Щелкнули каблуки, пятка алебарды ударилась в
пол.
Димитрий вернулся в опочивальню. Обычно ему
нужно было некоторое время, чтобы заснуть, отогнав от себя призраки дня, а тут
только лег, только смежил веки…
Давешний человек в длинной парчовой ферязи
вышел словно бы из-за печи, выложенной изразцами, приблизился, невесомо ступая,
снова заглянул тоскливыми глазами в глаза и душу Димитрия:
– Сын мой, ты государь добрый, но за
несправедливости и беззакония слуг твоих царство твое отымется у тебя!
И неторопливо начал отступать, не спуская с
Димитрия глаз.
«Сын мой…» Это приходил его отец? Грозный царь
приходил?!.
Димитрий рванулся к нему, сел на постели – и
содрогнулся от набатных ударов, доносившихся, чудилось, со всех сторон.
– Что там? Что там? – воскликнул
было Димитрий, потом увидел, что Марина начала просыпаться, и осекся, не желая
ее тревожить.
Накинул кафтан, еще какую-то одежду, сапоги,
выскочил в сени.
– Что там?!
Фюрстенберг смотрел с тревогой: он не знал.
Вдруг в сенях появился Димитрий Шуйский, брат
князя Василия.
– Что там?! – уже во гневе крикнул
Димитрий.
– Пожар, государь! – приветливо
отозвался Шуйский. – Изволишь поехать и средь ночи?
На его лице сияла улыбка. Димитрий тоже
улыбнулся в ответ: его приближенные уже привыкли, что царь сам ездил на пожары.
Ничего странного в этом не было: это только Борис Годунов да его предшественник
Федор Иванович отсиживались, грузнели в покоях, а Иван Васильевич, отец
Димитрия, не единожды собственноручно отстраивал Москву, горевшую охотно,
часто, страшно…
– Изволишь поехать? – повторил
Шуйский.
– Поеду, только оденусь.
Димитрий вернулся в покой и, не тревожа жену,
стал одеваться, вслушиваясь в нараставший набат.

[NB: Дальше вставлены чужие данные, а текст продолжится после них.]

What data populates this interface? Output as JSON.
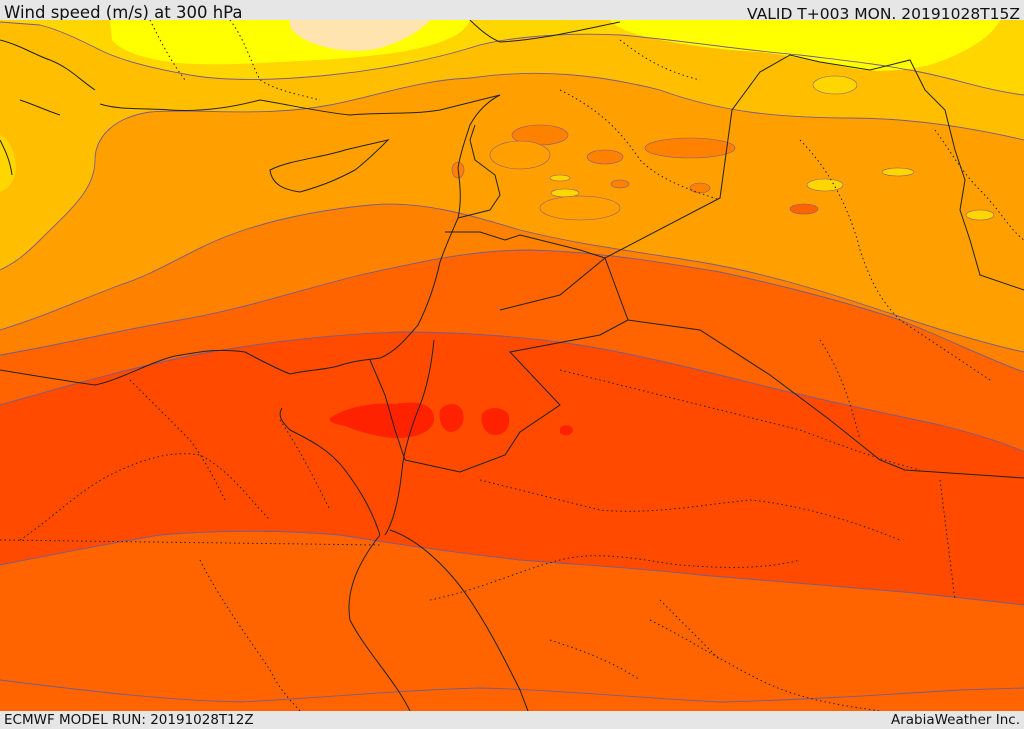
{
  "header": {
    "title": "Wind speed (m/s) at 300 hPa",
    "valid": "VALID T+003 MON. 20191028T15Z"
  },
  "footer": {
    "model_run": "ECMWF MODEL RUN: 20191028T12Z",
    "credit": "ArabiaWeather Inc."
  },
  "map": {
    "region": "Eastern Mediterranean, Levant, Egypt, Arabian Peninsula",
    "field": "wind speed",
    "shading_colors": [
      "#ffe4b0",
      "#ffff00",
      "#ffd600",
      "#ffbf00",
      "#ffa000",
      "#ff8100",
      "#ff6400",
      "#ff4a00",
      "#ff2200"
    ],
    "boundaries": [
      "coastlines",
      "national borders",
      "internal borders (dotted)"
    ]
  }
}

Брови его начали хмуриться. К пожару так не
звонили…
Звонили не к пожару.
Лишь только рассвело, князь Василий Шуйский
приказал отворить ворота тюрьмы и выпустить заключенных. Им раздали топоры и
мечи. С солнечным восходом ударили в набат: сперва в церкви Святого Ильи на
Новгородском дворе на Ильинке, потом зазвонили в соседних церквах, а уж потом
черед дошел до большого полошного колокола, в который всегда били тревогу. Звон
катился от одной церкви до другой, подхватывался звонарями, и через малое время
во всех московских церквах били набат, причем во многих местах, ничего не зная,
звонили лишь потому, что другие звонят.